At the time of last week’s goodbye, Picasso had met Jacqueline Roque – and had loved her from the first. Today we catch back up with the pair in 1955: Picasso’s relationship with Francoise Gilot was squarely closed; Olga Khokhlova, his legal partner since their marriage in 1918, had recently passed, leaving Picasso “single” for the first time in 37 years; and he’d bought the villa La Californie, overlooking the blue Bay of Cannes. There, Picasso and Jacqueline installed themselves until their marriage, in 1961.
Picasso created Jacqueline de profil a droite (B854) a few years prior to that. The motifs of Jacqueline’s profile are instantly recognizable; her big, almond-shaped eyes, wealth of thick dark hair, straight nose, arched brow. Her gaze is gentle, downcast, and her lips are softy set. But in contrast, the shading around her eyes is dark, dramatic, reflecting the intensity of her dress, hair, and the background. The tension, the ambiguity of the lithograph raises a question, one that would long linger in the hearts of Picasso’s friends, family, and admirers: how exactly do we remember Jacqueline Roque?
Jacqueline au Mouchoir noir (Bloch 874), 1959, lithograph, 25 3/4 x 19 3/4 inches
There was a reason the biographer Antonina Vallentin nicknamed Jacqueline the “Sphinx Moderne,” and it was not just because of her feline features, as are so accentuated in the 1959 lithograph Jacqueline au Mouchoir noir (B874).
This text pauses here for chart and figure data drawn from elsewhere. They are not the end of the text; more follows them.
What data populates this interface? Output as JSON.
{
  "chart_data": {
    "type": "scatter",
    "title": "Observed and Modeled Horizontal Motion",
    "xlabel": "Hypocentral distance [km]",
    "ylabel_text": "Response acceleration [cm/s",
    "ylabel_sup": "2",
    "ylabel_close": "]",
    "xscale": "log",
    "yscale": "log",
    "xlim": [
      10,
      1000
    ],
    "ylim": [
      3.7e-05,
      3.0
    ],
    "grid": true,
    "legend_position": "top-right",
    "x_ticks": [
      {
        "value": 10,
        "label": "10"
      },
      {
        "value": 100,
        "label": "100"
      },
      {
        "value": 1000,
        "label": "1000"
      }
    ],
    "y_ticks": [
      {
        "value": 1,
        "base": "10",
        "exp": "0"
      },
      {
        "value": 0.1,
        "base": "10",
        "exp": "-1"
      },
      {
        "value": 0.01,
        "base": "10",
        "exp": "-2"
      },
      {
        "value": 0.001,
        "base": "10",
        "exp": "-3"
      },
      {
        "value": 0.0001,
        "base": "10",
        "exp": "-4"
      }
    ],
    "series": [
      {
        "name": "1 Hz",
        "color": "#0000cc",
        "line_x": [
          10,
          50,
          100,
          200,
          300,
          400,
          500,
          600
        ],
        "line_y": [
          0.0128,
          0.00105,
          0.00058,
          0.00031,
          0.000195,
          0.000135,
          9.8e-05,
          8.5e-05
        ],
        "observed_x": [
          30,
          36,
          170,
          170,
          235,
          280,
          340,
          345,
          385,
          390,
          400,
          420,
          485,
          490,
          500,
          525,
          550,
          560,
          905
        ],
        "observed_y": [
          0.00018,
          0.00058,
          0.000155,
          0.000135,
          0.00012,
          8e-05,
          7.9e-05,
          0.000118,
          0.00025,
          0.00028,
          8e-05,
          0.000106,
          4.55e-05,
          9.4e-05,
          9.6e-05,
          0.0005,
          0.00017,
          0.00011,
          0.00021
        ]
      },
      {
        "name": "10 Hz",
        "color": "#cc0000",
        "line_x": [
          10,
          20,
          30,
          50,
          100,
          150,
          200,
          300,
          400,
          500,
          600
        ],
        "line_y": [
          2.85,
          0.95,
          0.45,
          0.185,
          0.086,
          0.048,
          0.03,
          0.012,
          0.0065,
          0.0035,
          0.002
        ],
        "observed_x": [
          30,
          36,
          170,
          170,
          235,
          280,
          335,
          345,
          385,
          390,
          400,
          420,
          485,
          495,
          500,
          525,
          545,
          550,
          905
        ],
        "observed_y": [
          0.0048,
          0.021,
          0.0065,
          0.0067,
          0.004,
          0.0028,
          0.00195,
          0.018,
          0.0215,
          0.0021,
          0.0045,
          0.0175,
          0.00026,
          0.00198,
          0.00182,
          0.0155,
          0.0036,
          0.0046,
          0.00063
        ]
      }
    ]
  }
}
In some versions of B874, a shadow falls across half of Jacqueline’s face; a coincidental quirk in printing, maybe – or maybe there is a kind of Jungian unconscious at play in the print. For Jacqueline did not always wear that soft smile, that enduring gaze; she was notably jealous against “intruders,” before her time otherwise known as visitors. During their stead at La Californie, she often shut the door to photographers, journalists – even some friends. Fast forward to April of 1973, to the time of Picasso’s passing, she shut the door again – this time, unforgivably, to family. She barred Francoise and Picasso’s children, Paloma and Claude, and Paulo, his son by Olga, from attending their father’s funeral.
Despite these blights, in most memories Jacqueline is recalled as attentive and charming and domestic. She was devoted to Picasso’s needs and wishes; a great cook, a careful caretaker, and a loving friend to the artist’s cherished Afghan greyhound, Kaboul. She learned an eye from Picasso, taking up an interest in photography. She enjoyed listening to music, reading, and playing with her young daughter, Catherine. Unlike her predecessors, Jacqueline from the first accepted that Picasso was devoted to his art, that it was his life; she loved him as he loved it. And it does seem that Picasso found peace in her presence, a calm he had lacked since his 1930s relationship with Marie-Therese, and an intellectual compatibility similar to that he had enjoyed with Dora and Francoise, but this time without the competitive tension.* Despite his years, the Époque Jacqueline was one of his most energetic periods of artmaking. He created over 400 portraits of her, far more than any of his other loves. Of these works, the Guggenheim Museum curator and Picasso scholar Carmen Giménez says, “[They] are so free and full of love… Jacqueline created peace for him.”**
Peace Picasso may have felt, finally, within the partner with whom he’d live out the rest of his years, but the prints included in this Époque encompass more than just warm renderings of his wife. In the coming weeks, we’ll look more closely at the series of prints and major shifts of style that colored Picasso’s final twenty years – in some of these, peace is far from Picasso’s heart.